It’s 11:11p and I’m taking a break from working on my novel’s synopsis (yes, I’m writing one this week, too.) to write this. You see, I need a moment of honest, cathartic release. So I turn to you, my friends who will undoubtedly understand where I’m coming from. Maybe. I hope.
Confession: I had one of those weekends when the gravity that we all wrestle against just anchored me down. You know, the gravity of reality that rips the wings off butterfly dreams and crushes our paper thin conviction that we can do it. Yeah, that gravity.
Maybe it was because I was sick and my wife was, too. I’m grumpy when I’m sick. Maybe it was because I hadn’t slept much, or that I was stressing about my lack of progress on my writing last week. I get grumpy about those things, too. Whatever it was, I bought into the Voice’s smooth talking ways and began to believe that I just can’t do it. I can’t do it. What am I thinking? I have a full-time job, a wife, a daughter…I’m, I’m just a busy guy and maybe writing is just too hard. I mean, who does this to themselves on purpose?
I’ll tell you who: David Baldacci.
At the height of my dismay, which by the way coincided with my sinus medicine wearing off, I somehow or another ended up on Baldacci’s website. Have you read his personal story? If you haven’t, you should.

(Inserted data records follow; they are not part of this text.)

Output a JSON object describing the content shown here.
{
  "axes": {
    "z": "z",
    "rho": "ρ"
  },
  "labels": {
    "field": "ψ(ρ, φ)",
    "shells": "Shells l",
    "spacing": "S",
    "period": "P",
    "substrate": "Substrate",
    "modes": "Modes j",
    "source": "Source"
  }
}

“I started writing fiction because it was fun. I never expected to make a dime doing it. There were (and are) many wonderful writers who were never published. I didn’t see myself as a wonderful writer (and still don’t). I saw myself as an apprentice learning a labor intensive, solitary, often frustrating and yet time-honored craft that rarely rewarded its disciples with anything other than the cruelest of rejection.
Success for me was spending over a decade in complete obscurity dutifully reading and writing and trying to learn how to tell a story with words in such a way that people other than my mother would enjoy it. I never perfected anything, but I got better because I kept at it. My writing time was ten at night until three in the morning. I did that for over ten years while working full-time as an attorney in Washington. I was married and had a family, and I would have had no success without the support of my wife, Michelle.”

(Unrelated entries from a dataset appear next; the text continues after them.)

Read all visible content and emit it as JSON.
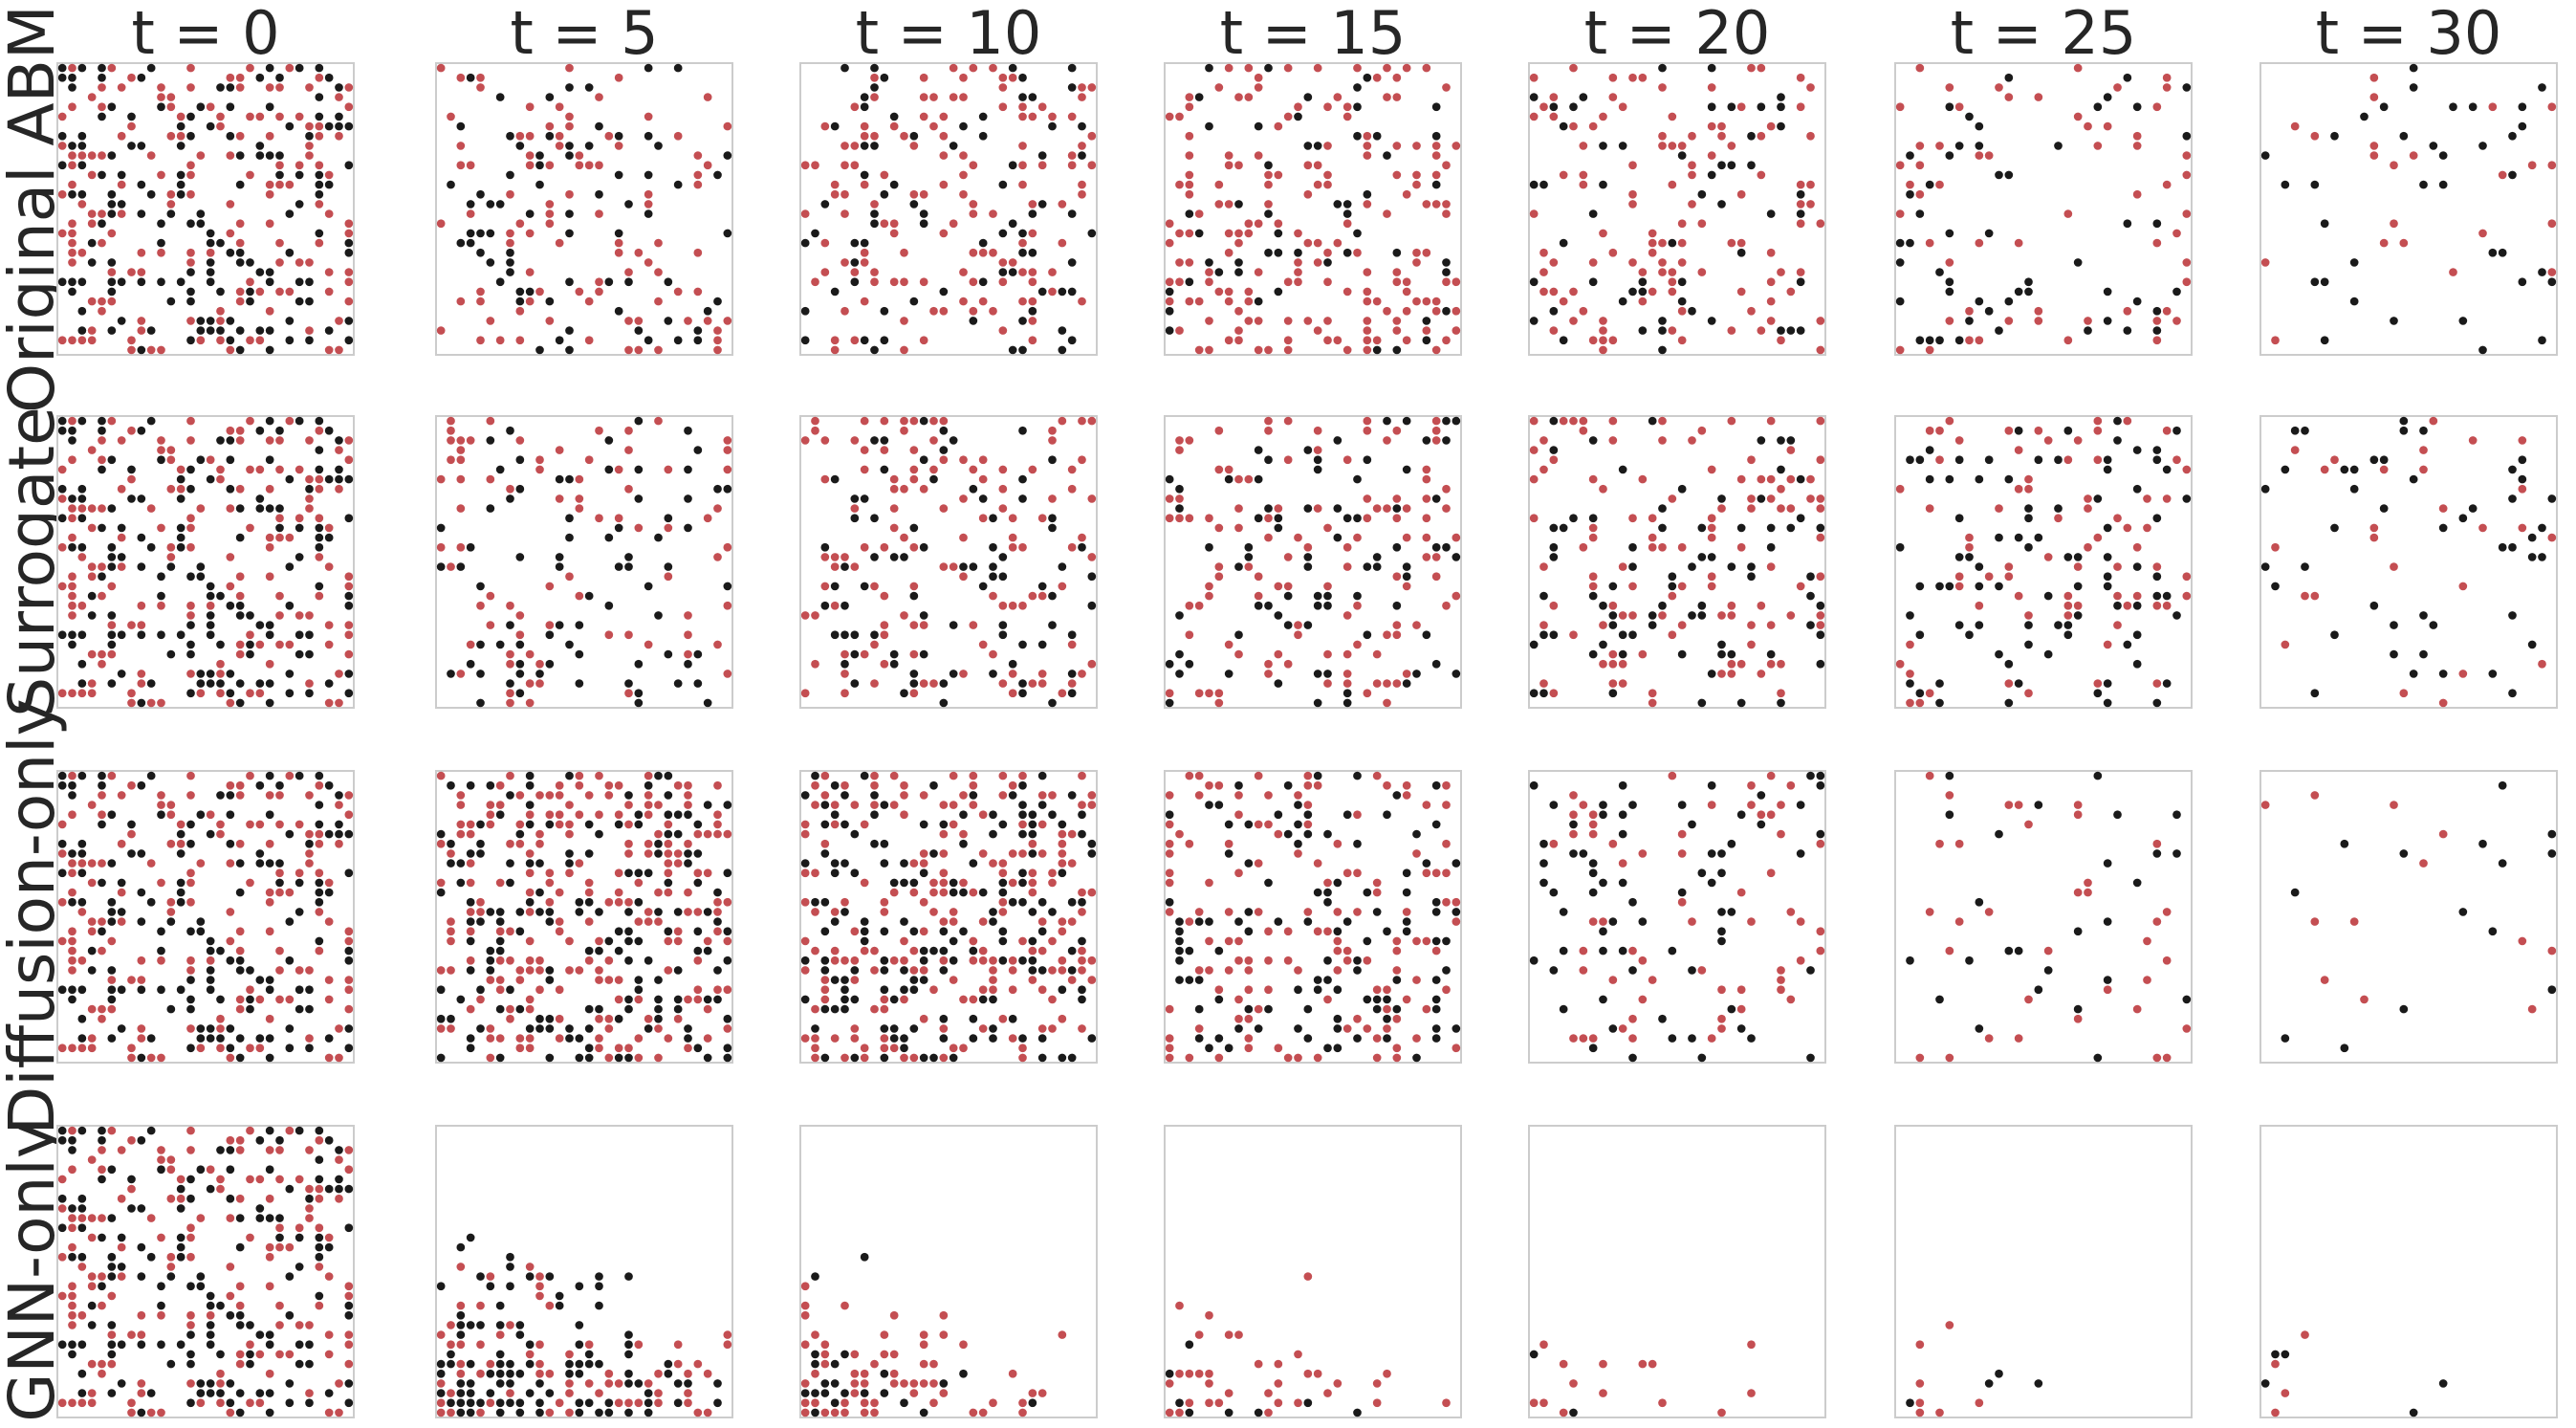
{
  "chart_data": {
    "type": "scatter",
    "description_grid": "4 x 7 grid of lattice snapshots (agent positions on a 30 x 30 grid)",
    "column_titles": [
      "t = 0",
      "t = 5",
      "t = 10",
      "t = 15",
      "t = 20",
      "t = 25",
      "t = 30"
    ],
    "row_labels": [
      "Original ABM",
      "Surrogate",
      "Diffusion-only",
      "GNN-only"
    ],
    "grid_size": 30,
    "xlim": [
      0,
      30
    ],
    "ylim": [
      0,
      30
    ],
    "axes_ticks": false,
    "grid": false,
    "series": [
      {
        "color": "#c44e52"
      },
      {
        "color": "#1a1a1a"
      }
    ],
    "panel_counts": {
      "Original ABM": [
        [
          150,
          150
        ],
        [
          92,
          72
        ],
        [
          128,
          76
        ],
        [
          168,
          52
        ],
        [
          112,
          54
        ],
        [
          58,
          52
        ],
        [
          22,
          36
        ]
      ],
      "Surrogate": [
        [
          150,
          150
        ],
        [
          76,
          74
        ],
        [
          118,
          80
        ],
        [
          110,
          78
        ],
        [
          108,
          76
        ],
        [
          72,
          86
        ],
        [
          26,
          46
        ]
      ],
      "Diffusion-only": [
        [
          150,
          150
        ],
        [
          200,
          160
        ],
        [
          190,
          160
        ],
        [
          130,
          108
        ],
        [
          60,
          70
        ],
        [
          34,
          26
        ],
        [
          12,
          14
        ]
      ],
      "GNN-only": [
        [
          150,
          150
        ],
        [
          64,
          96
        ],
        [
          58,
          22
        ],
        [
          34,
          8
        ],
        [
          14,
          2
        ],
        [
          7,
          4
        ],
        [
          4,
          5
        ]
      ]
    }
  }
}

It dawned on me that David Baldacci was me. David Baldacci was you. He had a job, kids, a wife, and all of the attachments, joys, and distractions that come with all of that. Yet, he did it and had fun with it. He never expected to sell 95 million books, but I guess no one does.
So, I finished reading David’s story, closed my laptop and found a bit of hope in my congested little world. If David Baldacci can do it, I think I can, too. I am doing it just like you are (or will be starting tonight, right?). I’ll continue being ambitious without making myself a slave for ambition’s sake. I’ll do it in obscurity for its own sake…the sake of doing it and having fun with it.
I’m feeling much better now. It’s amazing what a few day’s rest and some medicine can do to sharpen your perspective. So, if you’re discouraged, find some inspiration in David’s story. Who knew it took him ten years to be an overnight success? Funny how that works…
Speaking of work, if you’ll excuse me, I have to get back to writing. And so do you, friend.